Die Vignerons Plaimont im Südwesten Frankreichs tüfteln am Wein der Zukunft. Wie fast vergessene und alte Reben plötzlich Antworten auf den Klimawandel liefern.
Saxofon und Klarinette mitten in den Weinbergen von Château de Sabazan an einem warmen Mittag, unter freiem Himmel. Baptiste Herbin und Nicolas Gardel spielen beim Winzer-Picknick zum Warm-up für das Jazzfestival Jazz in Marciac. Nur zwanzig Minuten Fahrt liegen zwischen Château de Sabazan und dem eigentlichen Festivalgeschehen, und trotzdem fühlt sich dieser Mittag für mich an, als wäre das Musikfest einfach ein Stück weiter in die Weinberge gerückt.

Die Appellation Saint Mont: Weinbau zwischen Pyrenäen und Atlantik
Die Weinberge von Château de Sabazan werden von den Vignerons Plaimont bewirtschaftet. Plaimont ist keine einzelne Domäne, sondern ein Zusammenschluss zahlreicher Winzer aus der Region, entstanden aus der Überzeugung, dass sich gemeinsam mehr bewegen lässt. Deshalb geht es bei Plaimont auch um mehr als eine Rebsorte oder einen einzelnen Wein. Es geht um die Landschaft, die Menschen, ihre Kultur. Um Wurzeln.
Saint Mont liegt im Südwesten Frankreichs, dort, wo sich die Hügel der Pyrenäen mit der Landschaft der Gascogne verbinden.
Die Geschichte des Weinbaus in Saint Mont reicht bis ins Jahr 1050 zurück, als Benediktinermönche das Kloster gründeten und Pilger auf dem Jakobsweg den Ruf der Weine verbreiteten. Im 16. und 17. Jahrhundert wurden diese über den Adour bis nach England und in die Niederlande verschifft. Das Kloster oberhalb des Dorfes Saint Mont ist heute ein charmantes Boutiquehotel. Eine Idylle.
Was 1957 mit dem Zusammenschluss engagierter Winzer für den Erhalt der Weine von Saint Mont begann, führte über die visionäre Arbeit von André Dubosc und den 1979 gegründeten Verbund Plaimont schließlich zur AOC Saint Mont im Jahr 2011. Heute umfasst die Appellation rund 1.200 Hektar Weinberge, verteilt über die Départements Gers, Hautes-Pyrénées und Pyrénées-Atlantiques.

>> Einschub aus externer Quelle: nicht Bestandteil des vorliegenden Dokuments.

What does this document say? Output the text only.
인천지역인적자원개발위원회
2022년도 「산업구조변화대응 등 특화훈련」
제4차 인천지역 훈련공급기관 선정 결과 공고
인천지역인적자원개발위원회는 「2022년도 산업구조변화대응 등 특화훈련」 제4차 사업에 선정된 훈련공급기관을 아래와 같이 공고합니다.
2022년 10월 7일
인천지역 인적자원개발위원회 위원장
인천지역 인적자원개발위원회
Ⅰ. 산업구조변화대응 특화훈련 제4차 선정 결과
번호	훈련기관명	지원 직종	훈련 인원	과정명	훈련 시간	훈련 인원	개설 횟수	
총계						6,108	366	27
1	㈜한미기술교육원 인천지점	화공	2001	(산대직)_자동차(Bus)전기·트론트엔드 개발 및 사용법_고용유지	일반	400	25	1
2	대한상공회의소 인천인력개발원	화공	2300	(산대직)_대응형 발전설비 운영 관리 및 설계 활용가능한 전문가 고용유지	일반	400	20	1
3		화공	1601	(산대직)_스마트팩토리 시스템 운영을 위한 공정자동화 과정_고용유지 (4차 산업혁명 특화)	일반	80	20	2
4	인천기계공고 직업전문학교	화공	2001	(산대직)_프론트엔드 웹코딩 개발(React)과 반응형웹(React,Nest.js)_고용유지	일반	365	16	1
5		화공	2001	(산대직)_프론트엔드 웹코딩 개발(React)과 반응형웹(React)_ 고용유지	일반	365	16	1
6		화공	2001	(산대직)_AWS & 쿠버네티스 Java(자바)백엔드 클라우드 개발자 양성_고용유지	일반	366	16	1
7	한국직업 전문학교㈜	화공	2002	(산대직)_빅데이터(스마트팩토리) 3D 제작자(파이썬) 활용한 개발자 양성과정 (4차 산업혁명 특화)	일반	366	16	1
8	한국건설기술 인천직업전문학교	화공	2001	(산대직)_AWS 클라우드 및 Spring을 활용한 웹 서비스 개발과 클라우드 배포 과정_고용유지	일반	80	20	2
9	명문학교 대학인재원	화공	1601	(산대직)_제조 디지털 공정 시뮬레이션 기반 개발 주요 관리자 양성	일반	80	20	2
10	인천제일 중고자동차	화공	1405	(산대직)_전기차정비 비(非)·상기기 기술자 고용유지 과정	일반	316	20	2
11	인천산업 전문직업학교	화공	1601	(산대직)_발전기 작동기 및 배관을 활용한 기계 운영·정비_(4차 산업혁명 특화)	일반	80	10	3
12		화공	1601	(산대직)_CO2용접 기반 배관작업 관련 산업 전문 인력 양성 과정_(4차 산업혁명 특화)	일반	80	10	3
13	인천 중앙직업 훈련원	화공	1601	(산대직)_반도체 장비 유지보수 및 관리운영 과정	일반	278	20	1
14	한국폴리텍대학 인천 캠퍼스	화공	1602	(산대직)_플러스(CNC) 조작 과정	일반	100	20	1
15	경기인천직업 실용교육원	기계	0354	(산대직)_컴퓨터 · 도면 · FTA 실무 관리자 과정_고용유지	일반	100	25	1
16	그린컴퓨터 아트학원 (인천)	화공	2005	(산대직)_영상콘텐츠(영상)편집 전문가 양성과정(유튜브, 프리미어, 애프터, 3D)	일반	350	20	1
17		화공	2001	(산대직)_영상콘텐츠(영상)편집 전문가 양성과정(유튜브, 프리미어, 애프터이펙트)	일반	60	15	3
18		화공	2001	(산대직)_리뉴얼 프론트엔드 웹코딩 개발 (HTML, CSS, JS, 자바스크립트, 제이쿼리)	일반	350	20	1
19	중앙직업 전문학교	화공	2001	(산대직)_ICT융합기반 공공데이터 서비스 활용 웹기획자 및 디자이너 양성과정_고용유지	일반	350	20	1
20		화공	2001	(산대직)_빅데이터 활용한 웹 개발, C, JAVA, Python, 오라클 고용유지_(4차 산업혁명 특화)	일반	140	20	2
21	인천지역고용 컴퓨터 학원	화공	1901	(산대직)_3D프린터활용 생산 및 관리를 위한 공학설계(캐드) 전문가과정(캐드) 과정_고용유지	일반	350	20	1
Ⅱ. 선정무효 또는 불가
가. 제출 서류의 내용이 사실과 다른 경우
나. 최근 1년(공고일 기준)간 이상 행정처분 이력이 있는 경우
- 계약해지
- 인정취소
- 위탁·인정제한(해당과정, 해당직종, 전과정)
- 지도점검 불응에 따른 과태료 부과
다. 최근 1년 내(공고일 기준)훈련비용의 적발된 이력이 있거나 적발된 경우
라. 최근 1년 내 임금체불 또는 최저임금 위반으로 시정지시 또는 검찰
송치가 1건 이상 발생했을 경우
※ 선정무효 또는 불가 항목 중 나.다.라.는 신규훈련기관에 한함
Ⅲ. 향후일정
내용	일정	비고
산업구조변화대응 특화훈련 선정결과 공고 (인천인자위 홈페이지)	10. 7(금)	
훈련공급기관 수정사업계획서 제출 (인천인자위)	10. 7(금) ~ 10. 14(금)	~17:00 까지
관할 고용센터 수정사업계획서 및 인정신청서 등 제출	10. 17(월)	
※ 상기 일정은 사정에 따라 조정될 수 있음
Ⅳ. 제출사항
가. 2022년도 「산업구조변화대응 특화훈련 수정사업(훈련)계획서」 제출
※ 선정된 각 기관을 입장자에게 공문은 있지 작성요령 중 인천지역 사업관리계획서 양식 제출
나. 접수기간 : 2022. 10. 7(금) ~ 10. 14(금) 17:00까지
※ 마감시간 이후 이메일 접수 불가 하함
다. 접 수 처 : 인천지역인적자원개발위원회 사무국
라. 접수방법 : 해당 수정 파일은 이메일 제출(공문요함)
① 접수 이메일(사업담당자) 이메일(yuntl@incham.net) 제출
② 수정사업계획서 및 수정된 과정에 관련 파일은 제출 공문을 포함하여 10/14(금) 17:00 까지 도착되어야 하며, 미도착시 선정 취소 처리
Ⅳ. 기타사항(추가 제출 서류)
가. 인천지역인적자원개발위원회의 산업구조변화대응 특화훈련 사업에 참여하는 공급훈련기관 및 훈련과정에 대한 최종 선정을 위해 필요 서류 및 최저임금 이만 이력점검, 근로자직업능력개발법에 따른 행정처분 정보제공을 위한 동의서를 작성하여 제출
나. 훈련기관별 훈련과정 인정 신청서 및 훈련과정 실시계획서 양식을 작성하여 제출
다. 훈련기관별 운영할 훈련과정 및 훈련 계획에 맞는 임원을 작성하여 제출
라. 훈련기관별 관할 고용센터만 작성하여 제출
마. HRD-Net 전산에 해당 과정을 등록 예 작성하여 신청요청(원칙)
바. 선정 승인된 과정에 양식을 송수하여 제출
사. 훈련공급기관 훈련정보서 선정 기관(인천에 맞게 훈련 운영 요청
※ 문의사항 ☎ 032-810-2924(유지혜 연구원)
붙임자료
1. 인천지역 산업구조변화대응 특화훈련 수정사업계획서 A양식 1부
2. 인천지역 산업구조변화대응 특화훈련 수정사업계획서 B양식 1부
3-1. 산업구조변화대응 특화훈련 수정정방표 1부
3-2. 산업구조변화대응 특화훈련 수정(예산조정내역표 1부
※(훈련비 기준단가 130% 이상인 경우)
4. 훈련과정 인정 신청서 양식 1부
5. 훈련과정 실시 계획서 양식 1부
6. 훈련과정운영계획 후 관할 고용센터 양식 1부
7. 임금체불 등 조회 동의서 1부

Der Fluss Adour, der sich durch die Landschaft zieht, sorgt für etwas Abkühlung, während Berge und Atlantik das Klima mitprägen: warme, oft gewitterreiche Sommer, milde Winter und vor allem kühle Nächte. Dazu kommen sehr unterschiedliche Böden aus Sand, Kalk und Lehm, drei völlig unterschiedliche Handschriften auf engstem Raum, wie mir Olivier Bourdet Pées, Direktor von Plaimont, anschaulich an einem ausgehobenen Stück Erde zeigt.
Die Weinbranche steht auch hier vor großen Herausforderungen, eine der größten: der Klimawandel. Die Lese beginnt heute deutlich früher, teils schon Anfang bis Mitte August, vor wenigen Jahrzehnten noch undenkbar. Mit der früheren Reife steigen die Alkoholgrade, verändern sich Tannin- und Aromaprofile.
Wie bekommt man also bei immer weiter steigenden Temperaturen noch ausgewogene Weine hin? Antworten finde ich im Rebsorten-Atelier von Plaimont im Ort Saint Mont.
Das Rebsorten-Atelier: Tannat, Tardif und Trends für die Weine der Zukunft
Das Atelier des Cépages ist ein Experimentalkeller, der auch Gästen offensteht. Ich treffe dort Elodie Gassiolle, die das Atelier leitet und in kleinsten Mengen vinifiziert, was der große Keller sich noch nicht traut oder noch nicht kann. Die Frage, die hier über allem schwebt, klingt einfach und ist es doch nicht: Wie soll Wein aus dieser Region in zehn, zwanzig Jahren schmecken?

Am Beispiel der Rebsorte Tannat lässt sich das gut erklären. Die Sorte neigt von Natur aus zu Kraft und Fülle. Lange Hitzeperioden verstärken dies: Die Trauben bekommen mehr Zucker und damit mehr Alkohol sowie kräftigere Tannine. Die Balance, die einen Wein trinkbar macht, verschiebt sich zunehmend.
Genau da setzt eine Idee von Plaimont an: Rebsorten nicht als Marke zu verstehen sondern als Werkzeug. Wenn sich die Bedingungen ändern, sollten sich womöglich auch die Instrumente ändern.
Bevor eine alte Sorte überhaupt eine zweite Chance bekommt, wird untersucht, warum sie damals verschwunden ist. Manchmal war die Qualität nicht überzeugend, manchmal war die Sorte krankheitsanfällig, oft war es schlicht eine Frage der Wirtschaftlichkeit. Ein Winzer konnte sich eine geringere Erntemenge nicht leisten.
Erst dann beginnt die eigentliche Arbeit: den richtigen Standort finden, die passende Unterlage, den Ertrag justieren, den Lesezeitpunkt austesten, an Extraktion und Ausbau feilen. Jede dieser Stellschrauben kann entscheiden, ob aus einer Wiederentdeckung am Ende ein trinkbarer Wein wird oder eine Randnotiz bleibt.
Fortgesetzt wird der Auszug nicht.